En el grupo fue creciendo el rumor de que yo desafinaba. De que no estaba tocando en tiempo, sino que me cruzaba en el ritmo. Que ya no tenía el metrónomo natural con el que había nacido. Que las notas bajas las subía medio tono y a las altas les agregaba un bemol, que estaba tocando como si fuera solista y apenas era la tercera trompeta.  No les guardo rencor. Ellos tampoco lo entendían. El grupo era una extensión de la salita de Tere, de la habitación a oscura de la delegación donde me interrogaron, de la celda donde pagué con un mes, renunciar a la Guantanamera y pedir a voz en cuello que me dejaran improvisar en la pieza «A Night In Tunisia», soplar mi trompeta en «All the Things You Are» o en «Chega de Saudade».

Durante la prisión garabateaba en las paredes una suerte de grafitis. No conocía a ninguno de los reclusos, pero eran hombres reducidos en su humanidad, pero no en su empatía. Respetaban mi silencio tanto como mi caligrafía en las paredes. Eran los primeros acordes de la pieza que escribí para Marianela.  En principio no era una canción. Solo dibujé intuitivamente una clave de Sol en segunda, en compás de compasillo.

Entonces Marianela vino a mi mente. Apenas habíamos vivido unas semanas de amor irrefrenable, cuando fueron a buscarme detenido.   En la oscuridad de la celda, me iluminaba la esperanza el recuerdo de su boca roja como fruta madura. Sus ojos vivos y luminosos, su piel de olor que no preciso pero que me embriaga, sus senos redondos y duros como soles levantados en su pecho y su sonrisa sin razón aparente que llenaba la casa.  Eso era suficiente para estar preso y no desvanecerme. Cuando clareo el día siguiente, junto a la clave de sol, tracé las cinco líneas, en donde empecé a poner las notas, transcribiéndola desde mi interior, oyendo su voz dulce que se trocaba en notas que yo iba poniendo en las líneas y los espacios de aquel pentagrama mugriento de la celda.

Uno de los compañeros de prisión que decía llamarse Amaury, de aspecto demacrado y con el pelo abundante y encanecido, no dejaba de mirarme mientras yo tarareaba y escribía en la pared.
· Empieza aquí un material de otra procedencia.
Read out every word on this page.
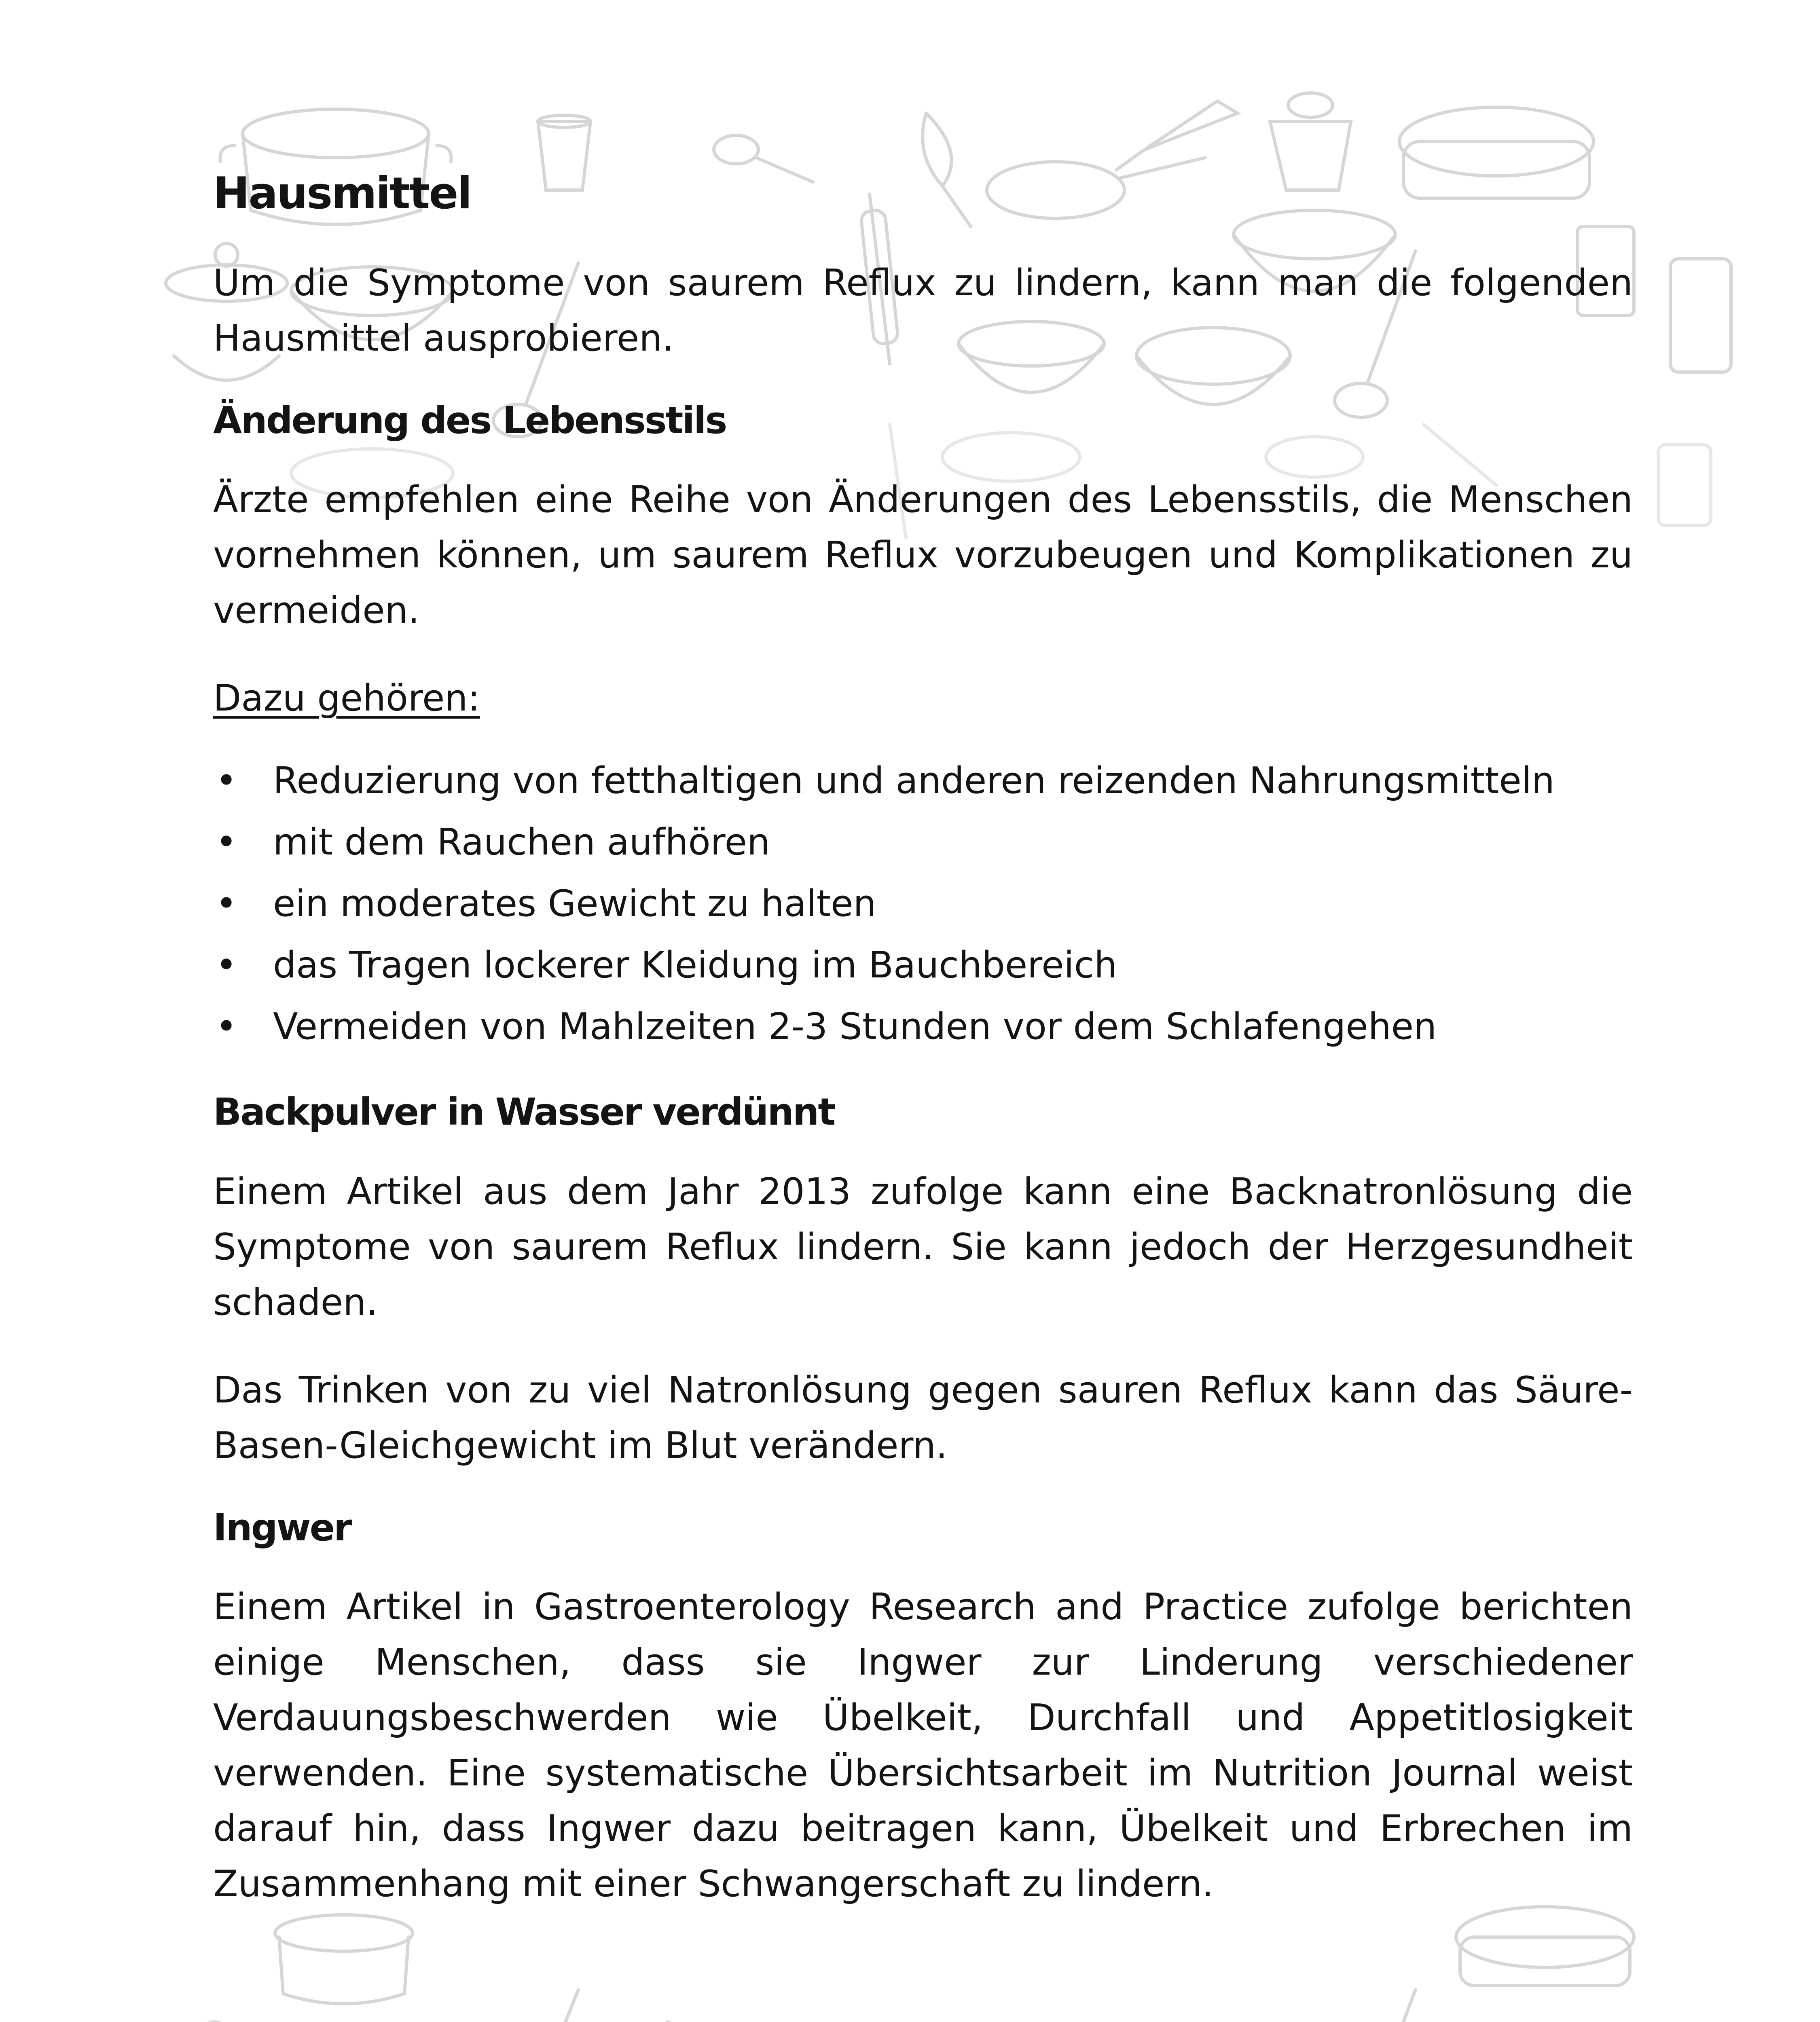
Hausmittel

Um die Symptome von saurem Reflux zu lindern, kann man die folgenden Hausmittel ausprobieren.

Änderung des Lebensstils

Ärzte empfehlen eine Reihe von Änderungen des Lebensstils, die Menschen vornehmen können, um saurem Reflux vorzubeugen und Komplikationen zu vermeiden.

Dazu gehören:

• Reduzierung von fetthaltigen und anderen reizenden Nahrungsmitteln
• mit dem Rauchen aufhören
• ein moderates Gewicht zu halten
• das Tragen lockerer Kleidung im Bauchbereich
• Vermeiden von Mahlzeiten 2-3 Stunden vor dem Schlafengehen
Backpulver in Wasser verdünnt

Einem Artikel aus dem Jahr 2013 zufolge kann eine Backnatronlösung die Symptome von saurem Reflux lindern. Sie kann jedoch der Herzgesundheit schaden.

Das Trinken von zu viel Natronlösung gegen sauren Reflux kann das Säure-Basen-Gleichgewicht im Blut verändern.

Ingwer

Einem Artikel in Gastroenterology Research and Practice zufolge berichten einige Menschen, dass sie Ingwer zur Linderung verschiedener Verdauungsbeschwerden wie Übelkeit, Durchfall und Appetitlosigkeit verwenden. Eine systematische Übersichtsarbeit im Nutrition Journal weist darauf hin, dass Ingwer dazu beitragen kann, Übelkeit und Erbrechen im Zusammenhang mit einer Schwangerschaft zu lindern.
Para los otros él era un loco más que había llegado hasta allí, sabrá Dios por cuales razones. Yo, mientras escribía, también lo observaba. Tenía unos ojos hambrientos de saber algo nuevo. Se amarraba el pelo en una colita de caballo, evitando que le cayera sobre los ojos, casi no hablaba, solo me miraba y sonreía tímidamente.  Yo le devolvía la mirada para decirle que éramos iguales, que la soledad y el desamparo nos hermanaba, que podía llamarme «Asere» y abrazarme si quería. Pero él se limitaba a verme poner símbolos sobre las líneas.

No sé a quién Marianela le pidió el favor de que me excarcelaran ni cuanto le costó a título personal aquella hazaña. Cuando el subjefe de la prisión se paró frente a los barrotes, todos hicimos una pausa y en silencio esperábamos las malas noticias, pero él se limitó a decir:

― Te vas en media hora, Arturo―, luego miró a los otros con desprecio y se marchó maldiciendo.
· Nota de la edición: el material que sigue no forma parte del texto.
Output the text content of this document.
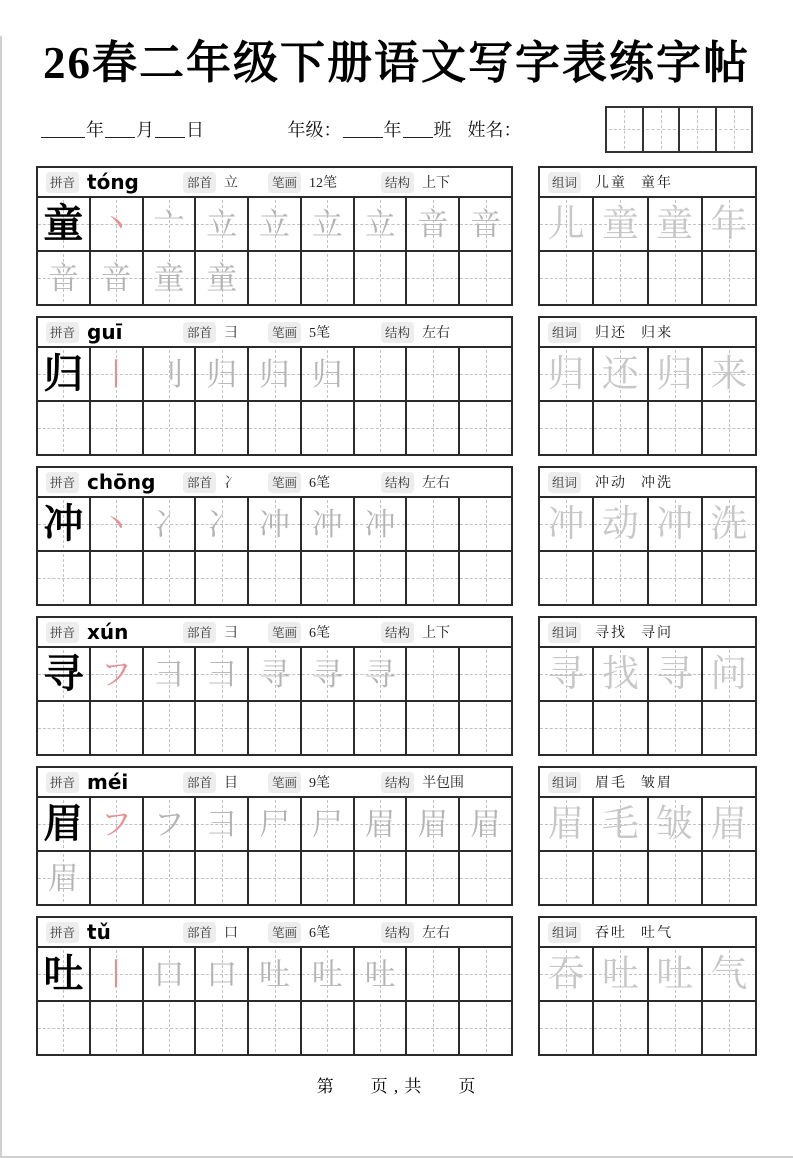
26春二年级下册语文写字表练字帖
年 月 日	年级： 年 班 姓名：
拼音 tóng	部首 立	笔画 12笔	结构 上下
童 丶 亠 立 立 立 立 音 音
音 音 童 童
组词 儿童 童年
儿 童 童 年
拼音 guī	部首 彐	笔画 5笔	结构 左右
归 丨 刂 归 归 归
组词 归还 归来
归 还 归 来
拼音 chōng	部首 冫	笔画 6笔	结构 左右
冲 丶 冫 冫 冲 冲 冲
组词 冲动 冲洗
冲 动 冲 洗
拼音 xún	部首 彐	笔画 6笔	结构 上下
寻 フ 彐 彐 寻 寻 寻
组词 寻找 寻问
寻 找 寻 问
拼音 méi	部首 目	笔画 9笔	结构 半包围
眉 フ フ 彐 尸 尸 眉 眉 眉
眉
组词 眉毛 皱眉
眉 毛 皱 眉
拼音 tǔ	部首 口	笔画 6笔	结构 左右
吐 丨 口 口 吐 吐 吐
组词 吞吐 吐气
吞 吐 吐 气
第　　页 , 共　　页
Por primera vez, en todo el tiempo que estuve allí, vi a Amaury descomponerse. Como si mi libertad aumentara su soledad y empobreciera su encarcelamiento. Se desanudó el pelo, se arrinconó en uno de los vértices de la celda y desde la distancia preguntó:

― ¿Qué significan esos garabatos que escribes sobre las líneas?

Quería reírme de la ocurrencia. Pero Amaury tenía razón a su manera. Así como para mí los trazos de Gleizes son incomprensibles, para él la melodía de la balada para Marianela no era más que una suerte de garabatos, de patas de moscas, dibujadas torpemente sobre el concreto de las paredes.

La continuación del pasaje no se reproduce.